So my understanding of one scenario that ZFS addresses is where a RAID5 drive fails, and then during a rebuild it encountered some corrupt blocks of data and thus cannot restore that data. From Googling around I don't see this failure scenario demonstrated; either articles on a disk failure, or articles on healing data corruption, but not both.
1) Is ZFS using 3 drive raidz1 susceptible to this problem? I.e. if one drive is lost, replaced, and data corruption is encountered when reading/rebuilding, then there is no redundancy to repair this data.

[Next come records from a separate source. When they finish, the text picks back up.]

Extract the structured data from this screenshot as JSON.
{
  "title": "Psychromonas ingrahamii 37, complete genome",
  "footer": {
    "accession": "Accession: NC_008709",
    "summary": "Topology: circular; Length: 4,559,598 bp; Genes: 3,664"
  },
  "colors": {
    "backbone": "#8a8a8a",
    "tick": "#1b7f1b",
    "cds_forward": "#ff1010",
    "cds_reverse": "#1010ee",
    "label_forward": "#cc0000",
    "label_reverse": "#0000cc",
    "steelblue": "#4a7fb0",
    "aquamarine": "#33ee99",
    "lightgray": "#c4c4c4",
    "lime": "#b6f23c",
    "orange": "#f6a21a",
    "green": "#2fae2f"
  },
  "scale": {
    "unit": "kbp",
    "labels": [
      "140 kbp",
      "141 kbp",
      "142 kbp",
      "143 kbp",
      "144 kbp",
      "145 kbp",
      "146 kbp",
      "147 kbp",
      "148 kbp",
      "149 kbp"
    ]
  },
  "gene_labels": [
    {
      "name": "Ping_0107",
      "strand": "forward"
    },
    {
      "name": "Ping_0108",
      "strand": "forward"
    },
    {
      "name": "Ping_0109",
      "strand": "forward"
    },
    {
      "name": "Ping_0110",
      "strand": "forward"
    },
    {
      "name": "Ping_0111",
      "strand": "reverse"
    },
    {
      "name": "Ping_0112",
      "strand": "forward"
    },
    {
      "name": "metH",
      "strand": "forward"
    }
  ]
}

My understanding is that the corrupted data will be lost, correct? (I do understand that periodic scrubbing will minimize the risk, but lets assume some tiny amount of corruption occurred on one disk since the last scrubbing, and a different disk also failed, and thus the corruption is detected during the rebuild)
2) Does raidz2 4 drive setup protect against this scenario?
3) Does a two drive mirrored setup with copies=2 would protect against this scenario? I.e. one drive fails, but the other drive contains 2 copies of all data, so if corruption is encountered during rebuild, there is a redundant copy on that disk to restore from? It's appealing to me because it uses half as many disks as the raidz2 setup, even though I'd need larger disks.
I am not committed to ZFS, but it is what I've read the most about off and on for a couple years now.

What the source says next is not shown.